The above result for the recursive standard algorithm is not surprising, since it is clearly compute-bound, as can be seen in figure 8.

The Strassen-Winograd algorithm is not compute-bound all the time, because it has a significant I/O-wait-time. It is also not I/O-bound all the time, else it would have a much higher parallel-I/O-ratio and its parallel-I/O-time would match the overall-time. The obvious reason is that there are I/O-bound phases and compute-bound phases.

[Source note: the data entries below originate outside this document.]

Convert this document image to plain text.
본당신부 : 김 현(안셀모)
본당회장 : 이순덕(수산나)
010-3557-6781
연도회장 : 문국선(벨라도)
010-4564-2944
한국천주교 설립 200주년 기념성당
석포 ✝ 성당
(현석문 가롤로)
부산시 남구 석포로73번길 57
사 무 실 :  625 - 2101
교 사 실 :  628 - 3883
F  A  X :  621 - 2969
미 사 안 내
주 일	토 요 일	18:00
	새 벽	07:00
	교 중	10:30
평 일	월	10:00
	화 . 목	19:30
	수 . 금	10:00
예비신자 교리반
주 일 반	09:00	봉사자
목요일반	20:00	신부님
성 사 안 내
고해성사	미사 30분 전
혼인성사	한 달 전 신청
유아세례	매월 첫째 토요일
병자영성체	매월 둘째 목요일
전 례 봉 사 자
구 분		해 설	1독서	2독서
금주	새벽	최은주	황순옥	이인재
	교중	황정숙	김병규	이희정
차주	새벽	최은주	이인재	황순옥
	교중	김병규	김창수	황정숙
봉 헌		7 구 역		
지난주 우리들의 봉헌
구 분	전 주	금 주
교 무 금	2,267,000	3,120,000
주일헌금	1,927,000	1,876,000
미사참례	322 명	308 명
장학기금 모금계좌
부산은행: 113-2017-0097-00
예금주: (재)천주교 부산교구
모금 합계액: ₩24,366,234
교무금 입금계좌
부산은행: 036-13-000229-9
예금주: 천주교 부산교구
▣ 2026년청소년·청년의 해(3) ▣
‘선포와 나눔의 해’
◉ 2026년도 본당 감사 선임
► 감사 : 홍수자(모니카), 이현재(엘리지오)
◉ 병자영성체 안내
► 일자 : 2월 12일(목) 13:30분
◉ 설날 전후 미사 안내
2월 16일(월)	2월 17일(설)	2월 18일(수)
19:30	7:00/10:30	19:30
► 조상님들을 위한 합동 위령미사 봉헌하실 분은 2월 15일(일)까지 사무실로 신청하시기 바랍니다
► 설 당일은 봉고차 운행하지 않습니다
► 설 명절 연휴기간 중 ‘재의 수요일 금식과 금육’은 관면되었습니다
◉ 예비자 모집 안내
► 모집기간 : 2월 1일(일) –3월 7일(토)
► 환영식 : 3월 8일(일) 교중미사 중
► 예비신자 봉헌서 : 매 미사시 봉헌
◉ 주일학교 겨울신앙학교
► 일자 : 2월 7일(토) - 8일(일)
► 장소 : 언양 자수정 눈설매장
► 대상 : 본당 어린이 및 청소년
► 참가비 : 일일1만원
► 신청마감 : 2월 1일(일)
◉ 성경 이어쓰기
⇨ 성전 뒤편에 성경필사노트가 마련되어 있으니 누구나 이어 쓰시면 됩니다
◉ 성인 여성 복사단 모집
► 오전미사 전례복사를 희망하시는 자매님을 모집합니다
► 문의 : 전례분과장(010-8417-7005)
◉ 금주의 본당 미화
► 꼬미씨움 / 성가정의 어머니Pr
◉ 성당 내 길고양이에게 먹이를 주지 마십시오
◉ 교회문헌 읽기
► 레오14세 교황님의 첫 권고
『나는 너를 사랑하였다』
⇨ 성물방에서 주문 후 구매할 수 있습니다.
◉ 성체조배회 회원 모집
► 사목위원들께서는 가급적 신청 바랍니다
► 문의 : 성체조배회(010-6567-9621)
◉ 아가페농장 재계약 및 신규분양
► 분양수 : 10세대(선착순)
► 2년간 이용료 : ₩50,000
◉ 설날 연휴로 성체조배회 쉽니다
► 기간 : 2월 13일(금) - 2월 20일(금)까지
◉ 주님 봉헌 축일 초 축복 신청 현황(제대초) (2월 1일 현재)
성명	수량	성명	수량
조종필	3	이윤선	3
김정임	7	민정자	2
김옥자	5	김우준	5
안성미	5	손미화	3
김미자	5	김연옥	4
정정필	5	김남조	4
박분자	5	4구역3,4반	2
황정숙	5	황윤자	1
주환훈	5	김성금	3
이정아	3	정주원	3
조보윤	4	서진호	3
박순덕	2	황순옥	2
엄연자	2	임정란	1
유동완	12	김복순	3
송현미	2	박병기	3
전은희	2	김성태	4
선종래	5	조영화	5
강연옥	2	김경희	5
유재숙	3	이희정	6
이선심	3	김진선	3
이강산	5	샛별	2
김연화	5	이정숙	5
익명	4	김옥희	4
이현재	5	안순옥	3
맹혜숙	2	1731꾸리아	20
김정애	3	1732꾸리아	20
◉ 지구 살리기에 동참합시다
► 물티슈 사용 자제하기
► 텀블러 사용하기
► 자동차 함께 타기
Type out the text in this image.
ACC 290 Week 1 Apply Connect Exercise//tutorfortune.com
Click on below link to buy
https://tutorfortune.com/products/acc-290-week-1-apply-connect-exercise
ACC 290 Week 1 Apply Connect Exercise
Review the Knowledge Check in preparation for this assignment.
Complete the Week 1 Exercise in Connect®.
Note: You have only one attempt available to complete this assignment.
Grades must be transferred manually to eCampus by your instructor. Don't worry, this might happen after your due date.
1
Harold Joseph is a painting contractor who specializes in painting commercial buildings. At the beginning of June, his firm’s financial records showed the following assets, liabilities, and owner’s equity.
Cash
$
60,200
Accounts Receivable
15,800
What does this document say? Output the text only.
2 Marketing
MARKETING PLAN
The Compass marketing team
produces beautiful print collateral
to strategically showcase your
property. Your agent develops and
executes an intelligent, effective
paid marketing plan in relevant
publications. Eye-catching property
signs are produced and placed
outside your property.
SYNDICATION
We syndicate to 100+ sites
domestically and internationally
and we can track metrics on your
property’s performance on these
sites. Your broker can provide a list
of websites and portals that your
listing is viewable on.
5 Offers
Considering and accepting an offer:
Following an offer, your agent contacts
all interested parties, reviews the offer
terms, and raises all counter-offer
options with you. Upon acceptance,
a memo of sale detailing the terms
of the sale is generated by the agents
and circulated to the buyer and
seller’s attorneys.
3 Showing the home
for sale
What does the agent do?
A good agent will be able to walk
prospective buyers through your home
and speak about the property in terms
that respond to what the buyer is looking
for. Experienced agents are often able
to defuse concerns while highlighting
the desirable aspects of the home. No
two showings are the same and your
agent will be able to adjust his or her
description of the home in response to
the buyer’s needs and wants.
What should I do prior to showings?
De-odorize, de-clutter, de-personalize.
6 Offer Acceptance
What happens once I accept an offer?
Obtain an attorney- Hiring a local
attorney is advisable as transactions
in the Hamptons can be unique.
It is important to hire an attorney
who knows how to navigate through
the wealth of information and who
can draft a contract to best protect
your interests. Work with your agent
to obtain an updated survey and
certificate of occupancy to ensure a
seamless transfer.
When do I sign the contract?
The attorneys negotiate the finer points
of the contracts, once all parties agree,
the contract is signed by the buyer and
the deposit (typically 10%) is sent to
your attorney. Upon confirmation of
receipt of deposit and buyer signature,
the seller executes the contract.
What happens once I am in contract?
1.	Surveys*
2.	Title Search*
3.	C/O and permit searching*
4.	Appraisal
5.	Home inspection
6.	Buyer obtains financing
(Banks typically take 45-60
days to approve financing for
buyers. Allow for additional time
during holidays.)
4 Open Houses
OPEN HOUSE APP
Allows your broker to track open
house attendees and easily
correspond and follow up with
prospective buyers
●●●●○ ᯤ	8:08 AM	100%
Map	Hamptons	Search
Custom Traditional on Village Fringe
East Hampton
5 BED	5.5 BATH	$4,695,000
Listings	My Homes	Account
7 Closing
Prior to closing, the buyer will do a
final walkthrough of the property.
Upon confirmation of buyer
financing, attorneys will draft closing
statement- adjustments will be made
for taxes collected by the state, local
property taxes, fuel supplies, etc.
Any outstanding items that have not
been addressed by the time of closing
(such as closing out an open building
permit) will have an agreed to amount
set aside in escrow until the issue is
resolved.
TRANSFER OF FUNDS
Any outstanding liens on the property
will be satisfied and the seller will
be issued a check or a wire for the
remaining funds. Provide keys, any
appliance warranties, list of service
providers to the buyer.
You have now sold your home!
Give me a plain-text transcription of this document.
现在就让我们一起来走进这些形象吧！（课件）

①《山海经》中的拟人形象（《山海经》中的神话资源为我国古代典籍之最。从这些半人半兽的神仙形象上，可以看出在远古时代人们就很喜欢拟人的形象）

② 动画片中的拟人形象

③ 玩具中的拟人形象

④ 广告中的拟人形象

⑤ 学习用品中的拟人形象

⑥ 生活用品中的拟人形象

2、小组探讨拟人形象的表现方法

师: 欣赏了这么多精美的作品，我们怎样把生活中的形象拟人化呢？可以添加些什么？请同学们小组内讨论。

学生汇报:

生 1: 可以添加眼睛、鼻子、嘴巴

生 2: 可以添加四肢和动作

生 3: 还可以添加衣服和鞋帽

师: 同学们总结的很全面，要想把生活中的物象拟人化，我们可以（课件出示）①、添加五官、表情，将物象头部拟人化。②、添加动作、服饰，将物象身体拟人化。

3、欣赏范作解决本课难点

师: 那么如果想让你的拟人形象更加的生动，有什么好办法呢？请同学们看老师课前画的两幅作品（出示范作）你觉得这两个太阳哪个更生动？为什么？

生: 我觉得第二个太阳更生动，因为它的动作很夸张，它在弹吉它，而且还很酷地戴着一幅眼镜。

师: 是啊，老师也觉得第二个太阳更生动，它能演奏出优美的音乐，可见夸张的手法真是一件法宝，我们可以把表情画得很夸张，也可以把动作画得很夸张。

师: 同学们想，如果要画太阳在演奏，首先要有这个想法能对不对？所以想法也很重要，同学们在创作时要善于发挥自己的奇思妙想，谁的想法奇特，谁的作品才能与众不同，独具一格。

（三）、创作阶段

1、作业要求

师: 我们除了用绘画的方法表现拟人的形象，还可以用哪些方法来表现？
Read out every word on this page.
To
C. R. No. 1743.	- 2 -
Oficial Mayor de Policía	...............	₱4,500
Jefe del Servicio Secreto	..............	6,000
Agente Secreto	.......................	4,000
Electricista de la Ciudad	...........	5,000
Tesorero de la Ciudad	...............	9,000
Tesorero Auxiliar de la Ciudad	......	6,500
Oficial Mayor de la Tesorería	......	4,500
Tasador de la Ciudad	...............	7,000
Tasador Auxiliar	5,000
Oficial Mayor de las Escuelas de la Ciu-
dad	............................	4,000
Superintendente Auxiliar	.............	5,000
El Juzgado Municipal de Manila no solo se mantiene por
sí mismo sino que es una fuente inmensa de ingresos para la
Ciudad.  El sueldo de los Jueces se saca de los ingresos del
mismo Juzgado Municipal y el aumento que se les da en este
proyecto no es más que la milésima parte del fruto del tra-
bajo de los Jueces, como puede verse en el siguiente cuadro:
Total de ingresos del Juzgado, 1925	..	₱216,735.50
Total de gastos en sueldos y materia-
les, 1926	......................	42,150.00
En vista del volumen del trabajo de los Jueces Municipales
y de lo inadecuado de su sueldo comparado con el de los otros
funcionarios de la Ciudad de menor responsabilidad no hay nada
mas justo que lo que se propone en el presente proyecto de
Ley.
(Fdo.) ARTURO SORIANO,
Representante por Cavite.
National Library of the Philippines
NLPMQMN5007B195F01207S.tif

The phases are easily identified: Preadditions require four input and four output blocks to perform four additions. With the previously calculated times, the I/Os take 0.210 seconds on 8 disks in parallel  $((4 + 4) \cdot 0.210s/8)$ , while the additions take 0.040 seconds. Preadditions require sequential access to all blocks of the submatrices, so they cannot run from cache in the outer levels of recursion. Postadditions behave similar. Thus, those preadditions and postadditions are highly I/O-bound.

As submatrices become smaller on inner levels of recursion, they can stay in internal memory and multiplications can be performed without further I/Os. Also, the number of multiplications is  $n^{ld7} \approx n^{2.8}$  for  $n \times n$  block submatrices. Even for  $2 \times 2$  block submatrices seven multiplications and 15 additions are necessary (0.857 seconds) while only 16 parallel I/Os (0.420 seconds). For larger submatrices, multiplication becomes even more compute-bound. Multiplications including preadditions and postadditions on submatrices that fit in internal memory thus are highly compute-bound.

#### 5.5 Matrix Multiplication

Figure 6 shows block operation counts for recursive standard matrix multiplication and Strassen-Winograd variants. As expected, the number of multiplications done by the Strassen-Winograd variants grows asymptotically slower than for the standard algorithm.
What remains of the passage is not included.